Serve this elegant eggplant entrée as a healthy alternative to the traditional fried parmigiana-variety and pair it up with a Greek salad filled with Romaine, feta cheese and black olives to make it a meal.
1 small eggplant, cut into 1/4-inch thick slices with skin
1/4 cup olive oil
1/2 cup garlic bread crumbs
12 flour tortillas or 6 pita breads, separated into two halves
12 thin deli slices of H-E-B havarti with basil cheese
1 large tomato, sliced thin
Heat oven to 450 degrees F.
Line two baking sheets with foil and spray with non-stick cooking spray.
Brush the eggplant slices with olive oil and coat both sides with breadcrumbs.
Place on one of the prepared baking sheets and bake for 10 minutes.
Place 3 flour tortillas or pita bread on each of the prepared sheet pans.
Place 1 slice of H-E-B Havarti with Basil Cheese on tortillas or pita breads.

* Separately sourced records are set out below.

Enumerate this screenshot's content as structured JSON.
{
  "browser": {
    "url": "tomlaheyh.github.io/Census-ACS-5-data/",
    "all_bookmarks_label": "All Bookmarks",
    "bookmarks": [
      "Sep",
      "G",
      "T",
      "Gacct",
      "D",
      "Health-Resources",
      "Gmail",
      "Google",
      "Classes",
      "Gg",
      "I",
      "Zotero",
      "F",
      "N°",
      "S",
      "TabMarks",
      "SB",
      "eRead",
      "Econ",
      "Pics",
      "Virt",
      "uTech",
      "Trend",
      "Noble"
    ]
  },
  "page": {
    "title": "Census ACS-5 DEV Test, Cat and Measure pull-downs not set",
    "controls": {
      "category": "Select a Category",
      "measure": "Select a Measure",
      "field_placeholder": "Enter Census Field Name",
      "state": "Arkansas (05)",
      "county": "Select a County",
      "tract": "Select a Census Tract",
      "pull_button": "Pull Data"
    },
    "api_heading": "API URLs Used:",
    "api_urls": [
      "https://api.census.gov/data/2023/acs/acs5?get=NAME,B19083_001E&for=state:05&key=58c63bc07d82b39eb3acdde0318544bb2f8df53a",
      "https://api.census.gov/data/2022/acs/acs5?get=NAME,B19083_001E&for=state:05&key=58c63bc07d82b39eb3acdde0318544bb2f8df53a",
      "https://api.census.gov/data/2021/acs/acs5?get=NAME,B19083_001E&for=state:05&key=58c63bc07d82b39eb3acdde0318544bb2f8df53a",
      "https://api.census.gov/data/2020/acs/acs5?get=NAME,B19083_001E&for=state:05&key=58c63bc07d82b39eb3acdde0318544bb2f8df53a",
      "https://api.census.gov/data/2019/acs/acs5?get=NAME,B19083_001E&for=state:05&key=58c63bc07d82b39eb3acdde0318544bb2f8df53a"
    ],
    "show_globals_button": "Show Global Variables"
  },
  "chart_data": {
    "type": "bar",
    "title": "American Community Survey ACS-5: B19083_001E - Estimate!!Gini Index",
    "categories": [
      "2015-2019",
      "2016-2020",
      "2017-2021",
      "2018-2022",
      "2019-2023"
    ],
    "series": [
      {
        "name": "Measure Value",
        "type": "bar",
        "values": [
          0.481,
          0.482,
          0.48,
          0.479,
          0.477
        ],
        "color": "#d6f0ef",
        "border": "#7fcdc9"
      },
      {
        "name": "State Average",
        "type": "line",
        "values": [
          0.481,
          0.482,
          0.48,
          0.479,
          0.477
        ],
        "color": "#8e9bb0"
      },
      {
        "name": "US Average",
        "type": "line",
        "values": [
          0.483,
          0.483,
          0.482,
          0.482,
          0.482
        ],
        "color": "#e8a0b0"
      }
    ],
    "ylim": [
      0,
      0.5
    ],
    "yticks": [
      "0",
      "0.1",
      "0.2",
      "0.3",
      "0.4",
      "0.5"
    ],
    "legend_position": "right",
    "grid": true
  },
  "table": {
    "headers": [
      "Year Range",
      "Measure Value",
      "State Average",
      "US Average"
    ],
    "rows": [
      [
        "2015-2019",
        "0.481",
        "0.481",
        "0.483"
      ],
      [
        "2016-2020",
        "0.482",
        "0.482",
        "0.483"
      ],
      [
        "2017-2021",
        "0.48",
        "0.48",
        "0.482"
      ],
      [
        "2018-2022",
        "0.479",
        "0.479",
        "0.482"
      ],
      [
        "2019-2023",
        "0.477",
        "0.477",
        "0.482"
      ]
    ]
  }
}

Top each cheese slice with 2 to 3 slices of baked eggplant and 2 slices tomato.
Top Napoleon-dillas with another slice of cheese and tortilla or pita bread slice.
Spray the tortilla or pita bread top with non-stick cooking spray and bake in oven for 5 minutes.
Remove from oven, turn Napoleon-dillas over and bake another 5 minutes or until cheese is melted and tortillas are golden brown.
Remove from oven, let cool 5 minutes and place on cutting surface.